Monday, December 29, 2014

2014.12.29

Whenever I start to think I'm being overly sensitive about MW's HD symptoms, something like this happens: last night MW couldn't sleep because she was worried that the frozen meal she normally eats for diner contained too much sauce. The sugar from this extra sauce, she complained, would keep her awake.

Can't sleep when you're worried about sugar keeping you awake.
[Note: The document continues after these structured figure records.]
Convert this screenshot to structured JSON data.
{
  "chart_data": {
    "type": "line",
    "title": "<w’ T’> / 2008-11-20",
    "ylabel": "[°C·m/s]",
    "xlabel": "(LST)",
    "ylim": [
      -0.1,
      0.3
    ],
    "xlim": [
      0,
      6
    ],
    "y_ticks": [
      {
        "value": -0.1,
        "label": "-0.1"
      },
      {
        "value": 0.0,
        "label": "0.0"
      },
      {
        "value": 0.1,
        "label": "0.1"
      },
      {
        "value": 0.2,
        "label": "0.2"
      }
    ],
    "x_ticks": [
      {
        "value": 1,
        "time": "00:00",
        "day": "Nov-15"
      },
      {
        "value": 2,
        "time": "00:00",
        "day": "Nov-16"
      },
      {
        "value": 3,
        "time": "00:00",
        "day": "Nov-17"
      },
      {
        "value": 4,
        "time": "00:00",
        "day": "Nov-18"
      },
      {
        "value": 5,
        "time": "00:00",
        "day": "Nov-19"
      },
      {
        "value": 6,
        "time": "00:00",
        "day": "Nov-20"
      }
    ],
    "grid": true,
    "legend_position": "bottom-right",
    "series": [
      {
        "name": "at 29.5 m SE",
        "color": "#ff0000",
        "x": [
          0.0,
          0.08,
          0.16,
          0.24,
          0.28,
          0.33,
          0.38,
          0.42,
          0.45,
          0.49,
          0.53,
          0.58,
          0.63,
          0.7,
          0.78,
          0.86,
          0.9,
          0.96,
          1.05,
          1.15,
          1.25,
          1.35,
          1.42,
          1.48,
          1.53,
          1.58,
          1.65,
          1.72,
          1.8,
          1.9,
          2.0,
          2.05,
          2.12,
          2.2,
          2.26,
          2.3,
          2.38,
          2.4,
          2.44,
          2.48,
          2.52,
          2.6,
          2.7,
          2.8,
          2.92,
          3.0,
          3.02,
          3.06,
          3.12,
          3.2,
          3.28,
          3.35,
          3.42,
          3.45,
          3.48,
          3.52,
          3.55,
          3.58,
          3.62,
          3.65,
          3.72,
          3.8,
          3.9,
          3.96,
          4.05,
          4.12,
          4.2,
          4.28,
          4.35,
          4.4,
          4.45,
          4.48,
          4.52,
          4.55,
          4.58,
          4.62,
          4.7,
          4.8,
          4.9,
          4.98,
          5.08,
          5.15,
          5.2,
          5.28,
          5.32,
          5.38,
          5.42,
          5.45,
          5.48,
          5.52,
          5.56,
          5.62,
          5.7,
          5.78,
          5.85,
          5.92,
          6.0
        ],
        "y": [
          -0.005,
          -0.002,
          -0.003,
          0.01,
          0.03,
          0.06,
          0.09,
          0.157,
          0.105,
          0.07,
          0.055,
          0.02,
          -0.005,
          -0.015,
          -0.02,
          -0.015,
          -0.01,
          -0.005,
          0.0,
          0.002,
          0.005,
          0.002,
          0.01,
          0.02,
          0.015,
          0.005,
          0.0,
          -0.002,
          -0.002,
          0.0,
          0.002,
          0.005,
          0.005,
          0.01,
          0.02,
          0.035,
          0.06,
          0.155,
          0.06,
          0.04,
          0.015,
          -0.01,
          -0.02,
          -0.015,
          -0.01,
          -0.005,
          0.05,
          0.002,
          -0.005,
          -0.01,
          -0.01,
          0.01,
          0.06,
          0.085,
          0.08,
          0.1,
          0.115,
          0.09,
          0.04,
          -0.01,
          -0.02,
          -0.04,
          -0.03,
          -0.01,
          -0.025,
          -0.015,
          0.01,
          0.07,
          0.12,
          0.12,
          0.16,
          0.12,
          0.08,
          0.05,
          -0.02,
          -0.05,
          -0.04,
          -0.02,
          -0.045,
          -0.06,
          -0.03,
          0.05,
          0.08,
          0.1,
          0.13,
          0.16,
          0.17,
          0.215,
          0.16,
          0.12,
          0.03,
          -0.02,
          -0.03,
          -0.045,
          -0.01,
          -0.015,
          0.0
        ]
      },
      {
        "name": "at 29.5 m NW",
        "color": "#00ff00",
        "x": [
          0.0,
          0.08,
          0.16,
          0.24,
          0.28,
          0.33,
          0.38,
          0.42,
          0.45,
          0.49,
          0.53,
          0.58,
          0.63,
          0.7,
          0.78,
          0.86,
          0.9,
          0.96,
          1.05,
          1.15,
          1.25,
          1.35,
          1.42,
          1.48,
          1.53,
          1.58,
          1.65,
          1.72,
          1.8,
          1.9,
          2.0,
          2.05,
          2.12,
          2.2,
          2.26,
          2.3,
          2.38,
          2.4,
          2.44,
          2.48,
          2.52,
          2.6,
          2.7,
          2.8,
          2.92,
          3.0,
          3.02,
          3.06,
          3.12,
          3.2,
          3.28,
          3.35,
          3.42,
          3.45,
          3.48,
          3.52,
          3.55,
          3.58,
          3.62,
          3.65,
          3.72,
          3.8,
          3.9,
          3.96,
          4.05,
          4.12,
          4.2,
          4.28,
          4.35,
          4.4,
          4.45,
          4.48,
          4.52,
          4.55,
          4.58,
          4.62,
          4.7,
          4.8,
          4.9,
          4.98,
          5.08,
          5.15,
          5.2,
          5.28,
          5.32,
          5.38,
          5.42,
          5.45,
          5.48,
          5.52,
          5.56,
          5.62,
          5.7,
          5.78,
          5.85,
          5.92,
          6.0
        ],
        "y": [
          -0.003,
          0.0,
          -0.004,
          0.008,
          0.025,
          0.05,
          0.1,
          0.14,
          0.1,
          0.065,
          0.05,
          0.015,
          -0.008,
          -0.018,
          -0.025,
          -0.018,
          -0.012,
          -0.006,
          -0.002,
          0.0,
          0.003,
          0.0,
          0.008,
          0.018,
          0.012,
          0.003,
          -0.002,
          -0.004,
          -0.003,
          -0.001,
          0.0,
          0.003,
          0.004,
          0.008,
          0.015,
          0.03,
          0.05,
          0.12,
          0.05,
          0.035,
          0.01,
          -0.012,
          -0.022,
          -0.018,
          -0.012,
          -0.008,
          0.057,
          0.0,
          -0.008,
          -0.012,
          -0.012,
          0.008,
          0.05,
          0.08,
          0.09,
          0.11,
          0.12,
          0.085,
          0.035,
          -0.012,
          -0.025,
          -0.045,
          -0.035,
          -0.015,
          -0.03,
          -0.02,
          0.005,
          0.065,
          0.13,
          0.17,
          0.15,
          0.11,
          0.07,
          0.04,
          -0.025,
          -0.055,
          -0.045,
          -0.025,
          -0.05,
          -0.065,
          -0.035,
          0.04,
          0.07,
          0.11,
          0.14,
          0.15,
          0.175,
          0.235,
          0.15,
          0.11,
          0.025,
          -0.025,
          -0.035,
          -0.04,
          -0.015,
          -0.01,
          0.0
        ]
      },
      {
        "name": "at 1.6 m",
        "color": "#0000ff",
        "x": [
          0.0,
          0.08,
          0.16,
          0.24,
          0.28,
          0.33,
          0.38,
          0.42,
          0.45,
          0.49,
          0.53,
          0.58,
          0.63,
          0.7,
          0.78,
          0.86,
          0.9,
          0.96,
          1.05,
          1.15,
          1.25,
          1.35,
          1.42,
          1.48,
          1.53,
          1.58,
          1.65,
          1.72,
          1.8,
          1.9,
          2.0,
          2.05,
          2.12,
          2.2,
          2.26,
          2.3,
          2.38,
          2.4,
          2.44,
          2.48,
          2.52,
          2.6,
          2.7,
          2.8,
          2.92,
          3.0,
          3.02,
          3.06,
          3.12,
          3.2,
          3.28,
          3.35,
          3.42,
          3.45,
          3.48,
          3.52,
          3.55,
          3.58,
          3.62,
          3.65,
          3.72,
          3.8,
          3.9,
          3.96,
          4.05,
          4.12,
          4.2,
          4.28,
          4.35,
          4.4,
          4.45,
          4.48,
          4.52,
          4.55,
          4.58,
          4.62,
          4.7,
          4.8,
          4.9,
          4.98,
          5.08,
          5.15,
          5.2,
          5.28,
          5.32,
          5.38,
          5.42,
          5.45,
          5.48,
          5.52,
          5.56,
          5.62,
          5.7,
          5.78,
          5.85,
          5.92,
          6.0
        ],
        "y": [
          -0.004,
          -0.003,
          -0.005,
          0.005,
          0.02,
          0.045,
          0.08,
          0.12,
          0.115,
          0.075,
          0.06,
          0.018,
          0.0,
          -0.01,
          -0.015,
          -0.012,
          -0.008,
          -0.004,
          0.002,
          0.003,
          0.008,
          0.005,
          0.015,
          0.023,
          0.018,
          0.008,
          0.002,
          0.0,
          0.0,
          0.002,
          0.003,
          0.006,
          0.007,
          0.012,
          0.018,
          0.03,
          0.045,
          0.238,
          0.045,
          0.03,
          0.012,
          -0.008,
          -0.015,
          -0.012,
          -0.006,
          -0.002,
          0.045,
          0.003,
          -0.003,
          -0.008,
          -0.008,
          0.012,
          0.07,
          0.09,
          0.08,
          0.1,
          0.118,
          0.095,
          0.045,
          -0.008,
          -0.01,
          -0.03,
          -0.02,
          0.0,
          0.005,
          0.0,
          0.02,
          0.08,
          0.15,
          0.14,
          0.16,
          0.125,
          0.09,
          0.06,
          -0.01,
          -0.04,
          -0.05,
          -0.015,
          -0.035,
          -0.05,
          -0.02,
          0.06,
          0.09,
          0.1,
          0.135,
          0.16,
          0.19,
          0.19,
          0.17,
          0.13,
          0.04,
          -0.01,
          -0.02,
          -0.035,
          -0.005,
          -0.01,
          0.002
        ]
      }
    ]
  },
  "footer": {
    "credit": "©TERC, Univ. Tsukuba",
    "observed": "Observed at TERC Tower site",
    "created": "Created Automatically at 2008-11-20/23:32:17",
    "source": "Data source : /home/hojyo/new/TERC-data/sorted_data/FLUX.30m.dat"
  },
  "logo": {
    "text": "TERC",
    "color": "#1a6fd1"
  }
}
Well, just more of the same, right? Yeah, I suppose. Except normally I can at least try to defuse MW's nonsensical worries by offering practical arguments against whatever boogie is keeping her awake. I couldn't do anything with the extra sauce conundrum. A gentle suggestion that she was mistaken about there being more sauce than usual almost created a bigger problem ("I'm not LYING about this - there was more sauce!") and the proposition that condensation from the lid dropped back into the sauce thinning it out so it appeared to be more didn't gain as much traction as I'd hoped ("But you cook it the same way, in the same pan every night. So that doesn't make sense.")

Another long night, but I'm used to that.

To catch everything up: Christmas at my bro's went well. We stayed a couple hours, talked, watched some TV, and when it was all over MW had nothing to complain/worry about. Love you, bro, and your family!

Maybe I am hypersensitive - maybe they didn't notice anything at all - but there were a few times during our Christmas visit where MW got confused during the conversations or didn't understand something on the television and I had to explain it and, well, I'm sure they all noticed. But they didn't say anything. Love.

Something that really scared me: the day after Christmas I'm at work and my mom calls the house and, holy shit, MW answers the phone! Last time those two talked it was an all out fight. This time, apparently, things went well. MW told me about the conversation and nothing bad was said. Hunh. Still, I'm seriously thinking about sending my mom an email telling her not to call the house anymore - it is too risky. Mom can't be trusted not to say something that might send MW into a tailspin. In fact, even though MW told me the conversation went well, she didn't sleep at all that night. She didn't blame it on the phone call, but there you are.

Finally, the night before Christmas Eve (Christmas Eve Eve) I experienced the return of the glorious fucked up vodka nightmares! I won't even try to describe them, but holy shit it was a rough night. See, a vendor gave me a bottle and I drank half of it at work before getting on the bus and I guess it stuck with me until bedtime. Nasty business.

2014.12.18

MW runs the household finances. She's insistent that I am not capable of paying bills on time so this has become her responsibility. Alas, possibly due to the encroaching dementia, her concern over paying these bills has become quite pronounced to the point of being irrational. So yesterday we spent the majority of the evening planning ways to remind her when and how to pay bills.

I already had a calendar entry on my cell scheduled to go off every month on the 15th, but that never really worked. In actuality, I start reminding MW to make payments on the 10th and continued to remind her up to the 30th. Yes, pretty much every day of the entire month I remind MW to pay bills.

And last night she argued with me that I wasn't doing enough help her, see, because I even though I was telling her about these chores at least once a day, I wasn't telling her ALL THE TIME, ALL DAY LONG. Also, instead of just telling her to pay bills, I should instruct her to go sit at her desk because that's the only way she'll remember which bills need to be paid.

It took awhile, but eventually we got that settled. She had me add another reminder on my cell to tell her to go sit at her desk every night at around 9:00. I asked for an earlier time, because paying bills can be upsetting and having her upset that late at night is just begging for trouble, but that request was shot down.

You may wonder why I don't just ask to take over the finances. Well, I have. In the past. And that caused a pretty substantial breakdown - the upshot of it being that I wasn't trustworthy enough; after all, if I can't even remind her to pay the bills correctly, how can I be trusted to actually pay them myself?

HD logic at its finest.
***
I'm aware that sometimes these entries just seem trivial. I'm sure there are many people out there dealing with much worse behavior from their spouses or family members. The problem is, even though this starts off as petty bullshit, I know it will only get worse. The only thing I have to look forward to is someday, someway, somehow MW will have to start taking some-sort of medication. To help her sleep, to chill her out. The meds made her mother manageable - just lay in bed all day watching TV, sleep the sleep of the drugged out all night. For years. Maybe even decades.

Pretty fucking bleak, but that's the best case scenario I've got. And so I'm documenting the small things, waiting for them to become big things.

There is no hope here, and, yes, it is life and death. Wasted life, ugly death.